UNION DES DEUX DRAPEAUX
On ne lui doit pas seulement le mérite, totalement étranger aux dirigeants actuels du PCF-PGE, d’être resté fidèle sa vie durant à la classe ouvrière, mais aussi celui d’avoir profondément innové, dans le sillon du marxisme-léninisme et non pas en s’en écartant de manière démagogique à la manière des opportunistes et des révisionnistes à la Robert Hue. C’est notamment Duclos qui, au grand meeting du 14 juillet 1935 organisé au Stade Buffalo de Paris pour lancer le Front populaire, lança successivement au micro la Marseillaise et l’Internationale tout en appelant les ouvriers parisiens à unir le drapeau tricolore de Valmy au drapeau rouge orné de l’emblème ouvrier et paysan. Au VIIème congrès de l’Internationale communiste (1935), Dimitrov devait d’ailleurs rendre un hommage appuyé à Thorez et au Parti communiste français pour avoir les premiers expérimenté la stratégie victorieuse de Front antifasciste, populaire, patriotique et anti-impérialiste. Cette stratégie, l’Internationale allait la généraliser avec succès et sur d’indépassables bases de principe pour construire les fronts antifascistes nationaux (dont sortira le CNR français) et la grande coalition antihitlérienne. Laquelle viendra à bout du Troisième Reich sous l’impulsion de l’Union soviétique. Une stratégie aussi distante de l’isolement sectaire du gauchisme que de l’union sans principe derrière n’importe la social-démocratie, comme s’y appliquent de manière totalement démoralisante les directions opportunistes successives des PC dénaturés issus du ruineux « eurocommunisme » des années 70…

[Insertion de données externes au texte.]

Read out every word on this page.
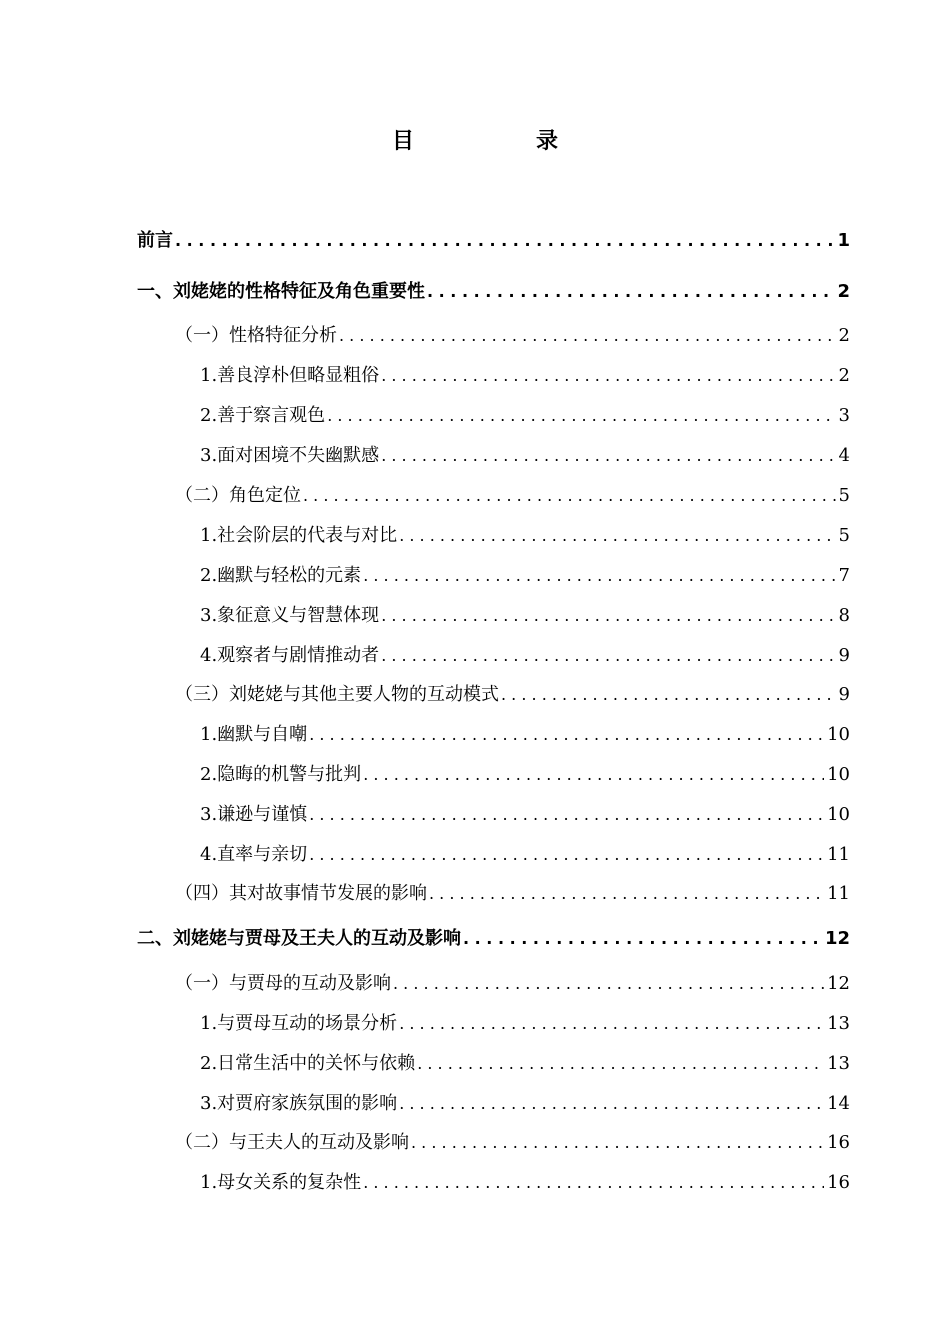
目　录
前言 . . .	1
一、刘姥姥的性格特征及角色重要性 . . .	2
（一）性格特征分析 . . .	2
1.善良淳朴但略显粗俗 . . .	2
2.善于察言观色 . . .	3
3.面对困境不失幽默感 . . .	4
（二）角色定位 . . .	5
1.社会阶层的代表与对比 . . .	5
2.幽默与轻松的元素 . . .	7
3.象征意义与智慧体现 . . .	8
4.观察者与剧情推动者 . . .	9
（三）刘姥姥与其他主要人物的互动模式 . . .	9
1.幽默与自嘲 . . .	10
2.隐晦的机警与批判 . . .	10
3.谦逊与谨慎 . . .	10
4.直率与亲切 . . .	11
（四）其对故事情节发展的影响 . . .	11
二、刘姥姥与贾母及王夫人的互动及影响 . . .	12
（一）与贾母的互动及影响 . . .	12
1.与贾母互动的场景分析 . . .	13
2.日常生活中的关怀与依赖 . . .	13
3.对贾府家族氛围的影响 . . .	14
（二）与王夫人的互动及影响 . . .	16
1.母女关系的复杂性 . . .	16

CHEF DE FILE DU PARTI CLANDESTIN LUTTANT SUR LE SOL FRANCAIS DURANT TOUTE LA GUERRE
C’est du reste Duclos qui, avec l’aide de Benoit Frachon et de Charles Tillon, animera la lutte clandestine du PCF de 1939 à 1945 sans jamais quitter le sol national et en supportant en permanence l’énorme tension d’un combattant en chef menacé d’arrestation, de torture de de mort s’il était pris. C’est lui qui présidait l’Assemblée nationale en 1945, quand le « Parti des Fusillés » était le premier parti de France et que ses camarades Thorez, Billoux, Wallon, Casanova, Croizat, Paul, donnaient à la classe ouvrière et à la République renaissante les plus grandes avancées de son histoire, nationalisations, statuts, conventions collectives, code du travail protecteur, Sécu, retraites par répartition, etc., bref tout ce que les Sarko, Hollande et autre Macron s’emploient désormais à casser pour le compte de l’UE avec le secours de la fausse gauche bêlant après l’introuvable « Europe sociale ».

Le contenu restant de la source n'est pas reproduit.